Face recognition package increases accuracy

Image sensing libraries used in the OKAO Vision face recognition package by Omron Electronic Components Europe are claimed to provide “highly accurate” deep learning face recognition. Developers can deploy OKAO Vision on their choice of embedded hardware platform.

The deep learning libraries of OKAO Vision Face Recognition V9.0 address applications that require accuracy under various conditions including poor lighting and when the face is at various angles relative to the detector. These include security and access control, time and attendance monitoring, login/wake up systems, and camera auto focus/auto-exposure control.

The platform can be used to monitor attendance at face to face and online meetings, which will facilitate contact tracing and verification of attendance. Another application will be in automotive design, for example in driver recognition to manage features such as seat adjustment.

The face recognition libraries achieve “excellent” evaluation results with various skin tones and face sizes, says Omron. It delivers a low error rate down to image size as small as 40 pixels. Benchmark testing with Intel and Arm processors has demonstrated that OKAO Vision Face Recognition V9.0 maintains exceptionally fast recognition times despite the enhanced accuracy, reports Omron. This ensures that users in access control applications for example will be barely conscious of the need to wait for validation of their identity.

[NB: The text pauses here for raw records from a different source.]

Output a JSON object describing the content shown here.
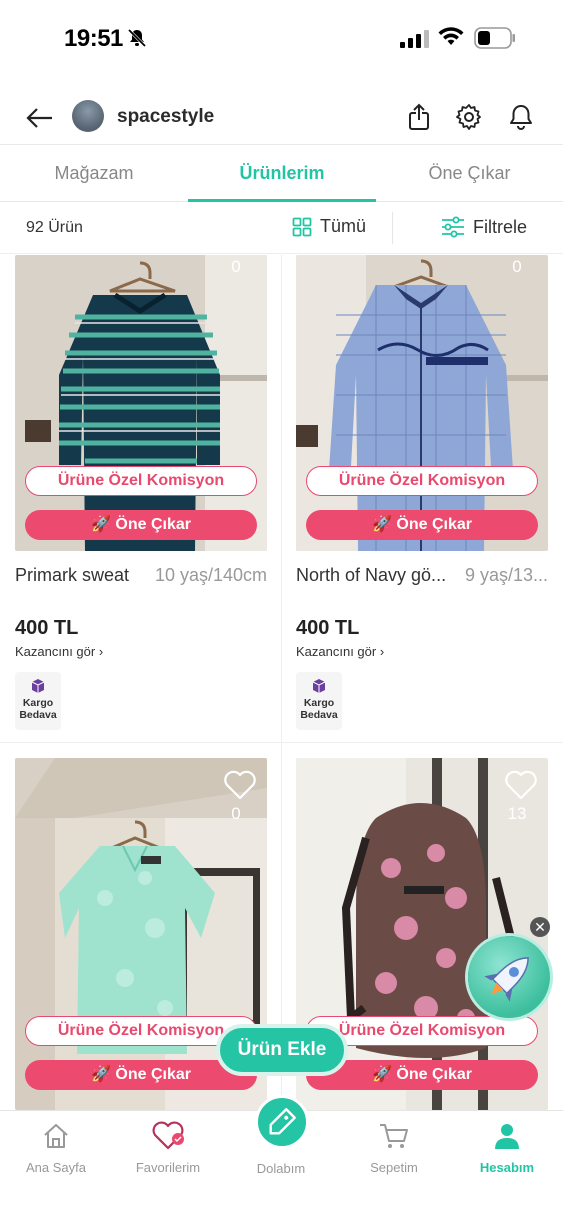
{
  "status_bar": {
    "time": "19:51"
  },
  "header": {
    "username": "spacestyle"
  },
  "tabs": [
    {
      "label": "Mağazam"
    },
    {
      "label": "Ürünlerim"
    },
    {
      "label": "Öne Çıkar"
    }
  ],
  "filter_bar": {
    "count": "92 Ürün",
    "view_label": "Tümü",
    "filter_label": "Filtrele"
  },
  "products": [
    {
      "likes": "0",
      "commission_label": "Ürüne Özel Komisyon",
      "boost_label": "Öne Çıkar",
      "title": "Primark sweat",
      "size": "10 yaş/140cm",
      "price": "400 TL",
      "earn_label": "Kazancını gör",
      "cargo": [
        "Kargo",
        "Bedava"
      ]
    },
    {
      "likes": "0",
      "commission_label": "Ürüne Özel Komisyon",
      "boost_label": "Öne Çıkar",
      "title": "North of Navy gö...",
      "size": "9 yaş/13...",
      "price": "400 TL",
      "earn_label": "Kazancını gör",
      "cargo": [
        "Kargo",
        "Bedava"
      ]
    },
    {
      "likes": "0",
      "commission_label": "Ürüne Özel Komisyon",
      "boost_label": "Öne Çıkar"
    },
    {
      "likes": "13",
      "commission_label": "Ürüne Özel Komisyon",
      "boost_label": "Öne Çıkar"
    }
  ],
  "floating": {
    "add_label": "Ürün Ekle",
    "close": "✕"
  },
  "bottom_nav": [
    {
      "label": "Ana Sayfa"
    },
    {
      "label": "Favorilerim"
    },
    {
      "label": "Dolabım"
    },
    {
      "label": "Sepetim"
    },
    {
      "label": "Hesabım"
    }
  ],
  "colors": {
    "accent": "#21c5a5",
    "pink": "#ec4a6e"
  }
}
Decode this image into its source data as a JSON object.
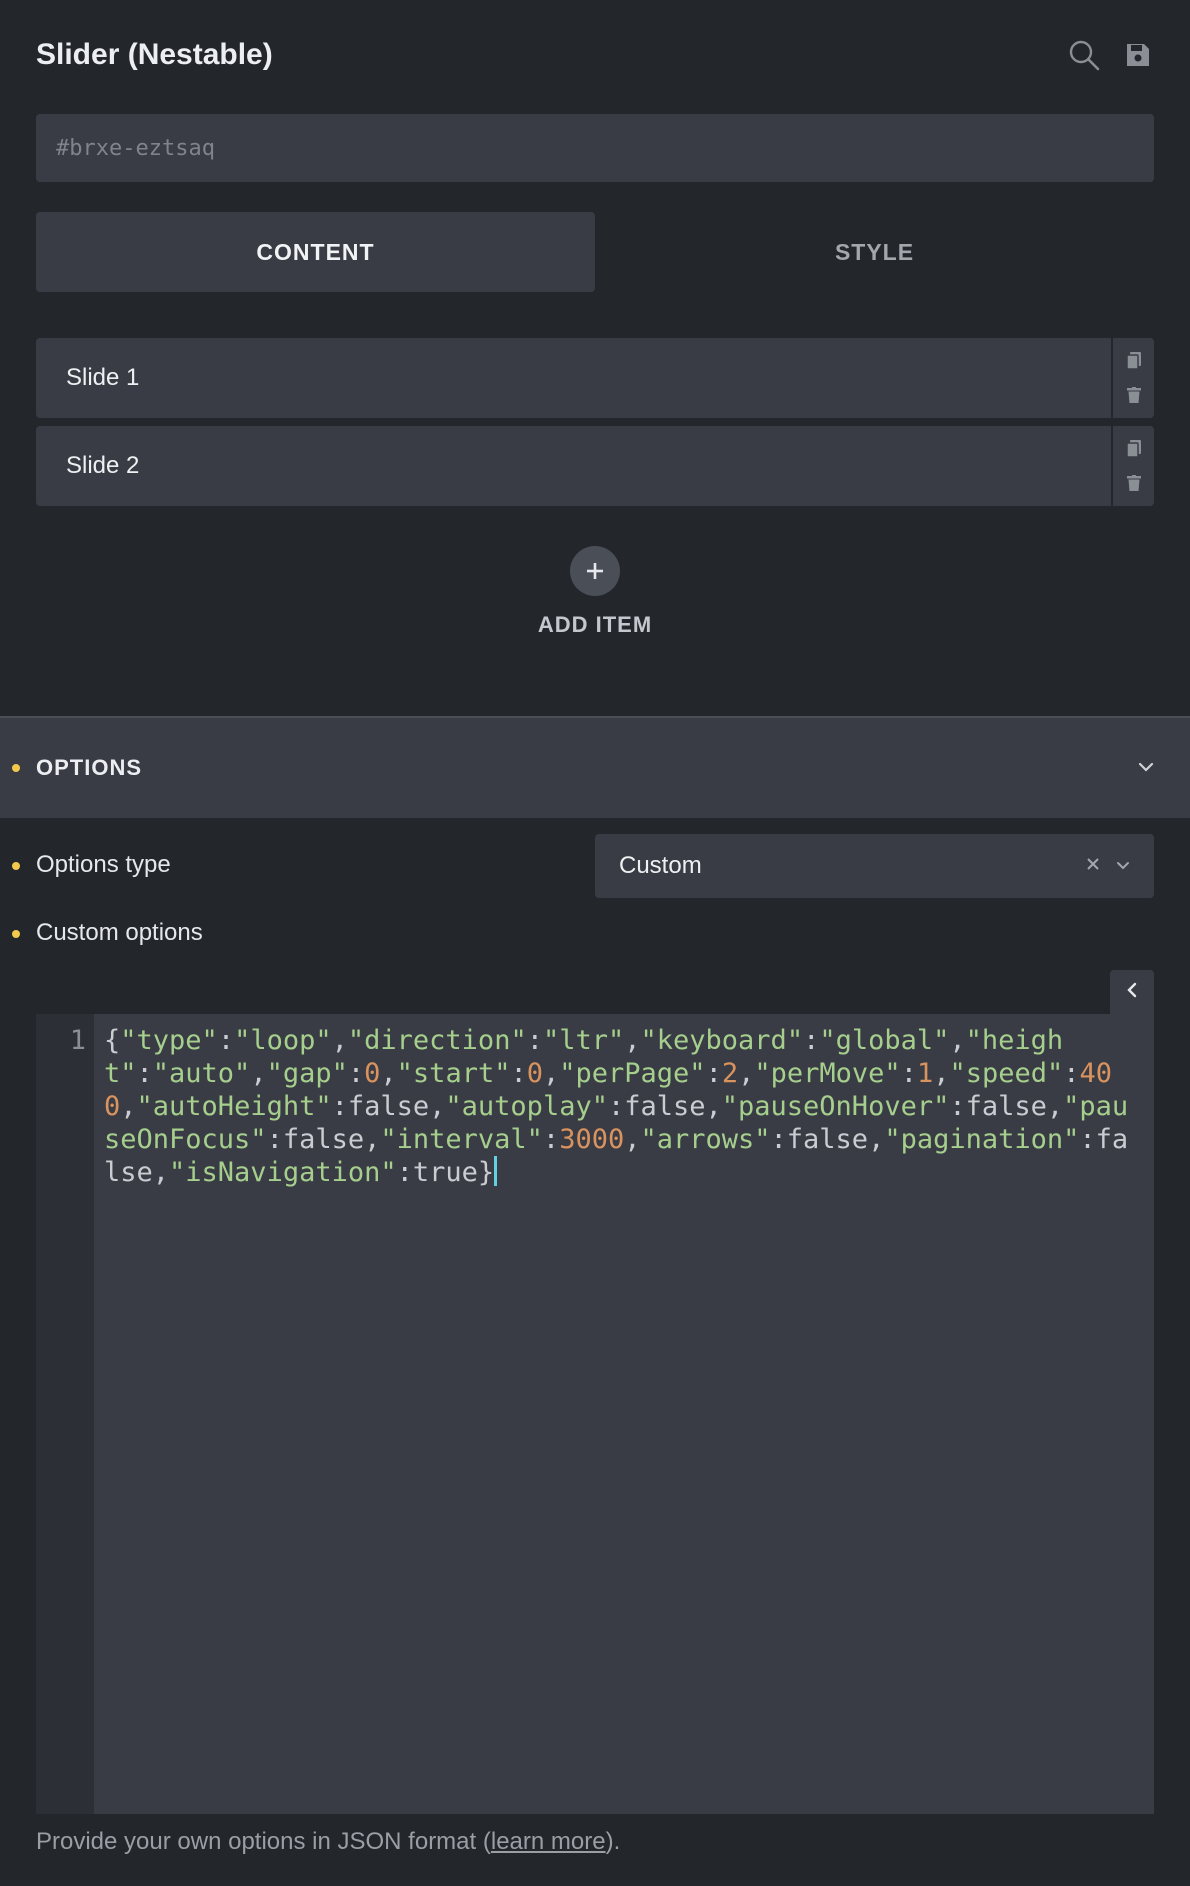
{
  "header": {
    "title": "Slider (Nestable)",
    "search_icon": "search-icon",
    "save_icon": "save-icon"
  },
  "id_field": {
    "placeholder": "#brxe-eztsaq"
  },
  "tabs": [
    {
      "label": "CONTENT",
      "active": true
    },
    {
      "label": "STYLE",
      "active": false
    }
  ],
  "slides": [
    {
      "label": "Slide 1"
    },
    {
      "label": "Slide 2"
    }
  ],
  "add_item": {
    "label": "ADD ITEM"
  },
  "options": {
    "title": "OPTIONS",
    "type_label": "Options type",
    "type_value": "Custom",
    "custom_label": "Custom options",
    "line_number": "1",
    "code": "{\"type\":\"loop\",\"direction\":\"ltr\",\"keyboard\":\"global\",\"height\":\"auto\",\"gap\":0,\"start\":0,\"perPage\":2,\"perMove\":1,\"speed\":400,\"autoHeight\":false,\"autoplay\":false,\"pauseOnHover\":false,\"pauseOnFocus\":false,\"interval\":3000,\"arrows\":false,\"pagination\":false,\"isNavigation\":true}",
    "help_prefix": "Provide your own options in JSON format (",
    "help_link": "learn more",
    "help_suffix": ")."
  },
  "colors": {
    "accent_dot": "#f2c94c",
    "string": "#a6cf8d",
    "number": "#d9935e",
    "caret": "#61d1e0"
  }
}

The complete OKAO Vision Face Recognition V9.0 package contains modular libraries that provide sensing capabilities including expression estimation, age and gender estimation, and photographic image beautification including red eye reduction, facial shaping, eye enlargement, and blemish removal. Users can combine various modules’ functionalities to add value to applications.

OKAO Vision is available as a set of software libraries and can integrate with Linux, Windows and iOS operating systems. Users can leverage Omron’s machine vision package in embedded systems running on custom hardware. Off-the-shelf libraries are already available for various platforms, adds Omron.